The main novelty of our work is that, to the best of our knowledge, this is the first time where time-series recognition methods are employed to classify arm motions by the maximum instantaneous Doppler frequency features. Commonly applied methods for classification are more suitable for image-like data, such as handcrafted feature-based methods and low-dimension representation techniques based on PCA and CNN [
2,
4,
5,
40]. The principal motivation of using time-series recognition methods is to exploit the time relations between the different envelope values for improved classification.
The remainder of this paper is organized as follows.

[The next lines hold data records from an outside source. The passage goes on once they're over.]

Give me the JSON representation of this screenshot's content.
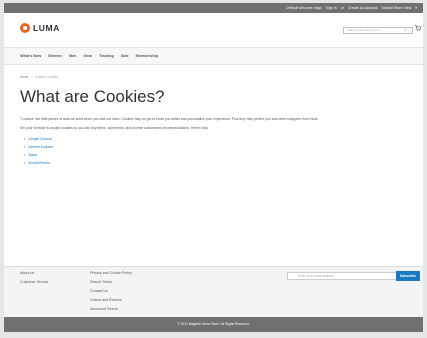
{
  "top_links": [
    "Default welcome msg!",
    "Sign In",
    "or",
    "Create an Account",
    "Default Store View"
  ],
  "brand": {
    "name": "LUMA",
    "color": "#f26322"
  },
  "search": {
    "placeholder": "Search entire store here..."
  },
  "nav": [
    "What's New",
    "Women",
    "Men",
    "Gear",
    "Training",
    "Sale",
    "Membership"
  ],
  "breadcrumb": {
    "home": "Home",
    "current": "Enable Cookies"
  },
  "page_title": "What are Cookies?",
  "intro": "\"Cookies\" are little pieces of data we send when you visit our store. Cookies help us get to know you better and personalize your experience. Plus they help protect you and other shoppers from fraud.",
  "instruction": "Set your browser to accept cookies so you can buy items, save items, and receive customized recommendations. Here's how:",
  "browsers": [
    "Google Chrome",
    "Internet Explorer",
    "Safari",
    "Mozilla/Firefox"
  ],
  "footer": {
    "col1": [
      "About us",
      "Customer Service"
    ],
    "col2": [
      "Privacy and Cookie Policy",
      "Search Terms",
      "Contact Us",
      "Orders and Returns",
      "Advanced Search"
    ],
    "newsletter_placeholder": "Enter your email address",
    "subscribe_label": "Subscribe"
  },
  "copyright": "© 2013 Magento Demo Store. All Rights Reserved.",
  "colors": {
    "accent": "#1979c3",
    "topbar": "#6e716e"
  }
}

In
Section 2, we describe a method to extract the MD signature envelopes, and discuss two time-series analysis methods, namely, the dynamic time warping and the long short-term memory.
Section 3 describes the arm motion experiments, and presents the gesture recognition accuracy of the two time-series analysis methods.

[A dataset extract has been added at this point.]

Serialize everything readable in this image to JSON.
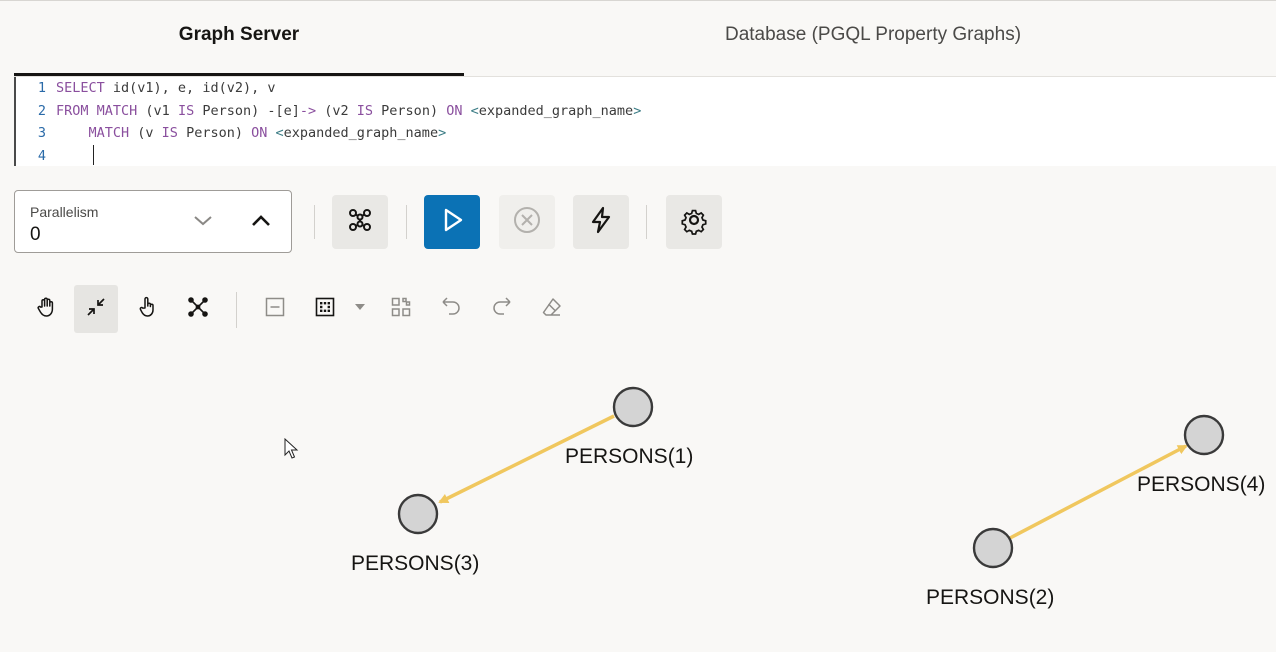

Section 4 discusses the robustness of the proposed methods to time misalignment and time consumption. The paper is concluded in
Section 5.
5. Conclusions
In this paper, we considered a time-series analysis method for effective automatic arm motion recognition based on radar MD signature envelopes. No range or angle information was incorporated into the classifications. Taking advantage of the Doppler continuity of the arm motion, the PBC was used to determine the individual motion boundaries from long time series. The positive and negative frequency envelopes of the data spectrogram were then extracted by an energy-based thresholding algorithm. The feature vector was the augmented positive and negative frequency envelopes, and their differences. The augmented feature vector was provided to the NN classifier based on the DTW distance, which is more suitable to describe the similarity between time series in lieu of the L1 and L2 distance measures. The LSTM, a time-series analysis method commonly used in ML, was also presented for comparison. The experimental results showed that the NN classifier based on the DTW distance achieves close to a 99% classification rate, which is superior to both existing classifiers based on the L1 distance and the LSTM method by an overall 2% improvement. It was also shown that the DTW and LSTM methods are robust to the time shift of the signal.
Future work may consider more diverse arm motions, arm speeds, arm angle orientations, and distances between the radar and the person moving his/her arms. It will be of interest to evaluate the robustness of the arm classification results while the person is in the state of standing or walking.